Photo: Daniel Giannoni

 Going, Going, Gone…

The Peru exhibit is over now and I wanted to share a little of what we saw there with you. According to Seattle Magazine, ‘Seattle is the only U.S. venue to host Peru: Kingdoms of the Sun and the Moon, a rare and astonishing collection of sculpture, metalwork, paintings and textiles spanning a whopping 3,000 years and several cultures.’ – Brangien Davis, Seattle Magazine 

Did you catch that? Seattle is the only place this in the US where the collection will be shown, pretty cool, eh? Some of the pieces in the collection were from Machu Pichu and were discovered by Hiram Bingham III.  He took over 46,000 of them back to Yale with him where they lived until 2012 when they were finally returned to Peru. Seeing how Peru just got them back, one can understand why they are loathe to let them out again. I have a picture of Bingham in the gallery below, if he reminds you of Indiana Jones, there is a good reason for that, Indie was actually modeled after the Yale Historian and tomb raider.

Why is Peru significant?

K, Peru is a South American country that, alone with Meso America in this hemisphere, holds cradle of civilization status. This means that it attained a culture with a level of complexity and advancement, with or without writing, that places it in the same club as ancient Egypt, China and Mesopotamia.

What did we see?

We took a few photos before we saw the NO  PHOTOGRAPHY sign and the rest in my slideshow are from the SAM website. The exhibit was a good combination of history and art and this is something SAM seems to do particularly well based on other shows we have seen here. I would have liked more textiles but just because that is my thing. There was a beautiful blue and yellow hanging that I waited in line for specifically to read what dyes could have given those colors only to find that the “dyes” were in fact macaw feathers traded with the Amazonian tribes, still bright after 700 years. Another complicated textile design turned out on closer inspection to be eight strips woven in two long narrow strips, each in two colors on a backstrap loom no doubt, then pieced together in alternating sequence, with a border in a narrower pattern. Clever, but not complicated.

There was a jug found in a temple that had obviously Lunar symbolism on it. I can’t find a picture of it online to share with you but it had 4 little guys each depicted at different angles, one facing front, one facing left, etc., which I figure have to represent the phases of the moon, below was a dragon with heads at each end with each head swallowing a black stone (even now our symbol for a new moon in the calendar or almanac is a black circle) and along its back were 29 glyphs (because there are 29 days between New Moons). Unfortunately there wasn’t any placard explaining any of it so no one would know about it all unless they knew what to look for.

There was a small bowl that was half silver and half gold to represent the combined energy of the Sun and Moon.

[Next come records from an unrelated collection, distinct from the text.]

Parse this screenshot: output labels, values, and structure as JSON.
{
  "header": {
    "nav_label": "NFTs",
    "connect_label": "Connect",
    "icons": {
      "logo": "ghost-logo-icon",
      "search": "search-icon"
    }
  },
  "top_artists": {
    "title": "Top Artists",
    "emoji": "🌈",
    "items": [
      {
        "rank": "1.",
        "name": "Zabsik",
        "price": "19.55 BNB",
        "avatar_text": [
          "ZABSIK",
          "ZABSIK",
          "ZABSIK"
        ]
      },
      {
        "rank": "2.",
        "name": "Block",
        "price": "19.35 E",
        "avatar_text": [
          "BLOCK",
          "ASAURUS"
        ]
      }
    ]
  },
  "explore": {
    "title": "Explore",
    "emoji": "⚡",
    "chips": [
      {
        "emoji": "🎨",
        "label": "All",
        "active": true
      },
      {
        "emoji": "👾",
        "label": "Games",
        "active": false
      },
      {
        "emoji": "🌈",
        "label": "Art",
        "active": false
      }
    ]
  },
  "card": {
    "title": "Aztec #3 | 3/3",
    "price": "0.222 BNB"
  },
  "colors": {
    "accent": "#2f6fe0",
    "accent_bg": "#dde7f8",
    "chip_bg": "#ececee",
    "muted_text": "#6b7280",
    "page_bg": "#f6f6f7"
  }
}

I also found it intriguing that Aztec Mummies were buried with gold trinkets on their right side and silver on their left side as those are the same sides of the body said to correspond to solar and lunar energies in Western tradition. There were several examples of turquoise that were interesting because they were much more blue than the color we associate with turquoise, really almost a royal blue. Quite different from the aqua or sky-blue colors of Kingman or Sleeping Beauty mine turquoise from the American Southwest that we are accustomed to.

In spite of the lack of a written “language” they did have pictograms and a way of keeping historical data by tying knots in different colored cords. There was a beautiful example of knotted cords in a case showing the different colors of fiber and different complicated knots. Unfortunately each “scribe” had their own system of knots and colors so while it was useful for the keeping of records, it was was not transferable for the sharing of information. You can see my bad sketch of it below. 

There were two more rooms about the Spaniard’s encounter with Peru which had all the amazing European-style silver and gold work you would expect and then another about the post Colonial era but we were mostly interested in the PreColumbian era so we went back that direction again.

Many items had stories,  for instance the ornament pictured above:

This spectacular Mochica gold forehead ornament from the fourth or fifth century A.D.—a representation of a terrifying sea god surrounded by eight tentacles—was intercepted in a London gallery by Scotland Yard, subsequent to a 2004 tip from an individual informant. Instantly dubbed by some newspapers the “Peruvian Mona Lisa,” the famous Mochica octopus was recovered in 2006 by the Peruvian authorities and returned to the Museo de la Nación in Lima. It had, according to archeaologist Walter Alva, been discovered during the illegal excavation of a tomb at La Mina in the Jequetepeque Valley, which had been extensively looted in 1988. The present exhibition of this masterpiece of Mochica goldsmithery, which quickly became a symbol of the war on art trafficking, is its first showing outside Peru since its incredible recovery.

We followed our tour of Peru with a stop at the  Pike Brewpub at the Pike Place Market, We haven’t been down here in years and the brewpub has really grown but it winds around so many levels that it is hard to really tell. The pub has turned into kind of a museum as well with copies of early Kent Valley settler Meeker’s pamphlet on Hop growing and various ephemera about the history of beer making in the Washington territory.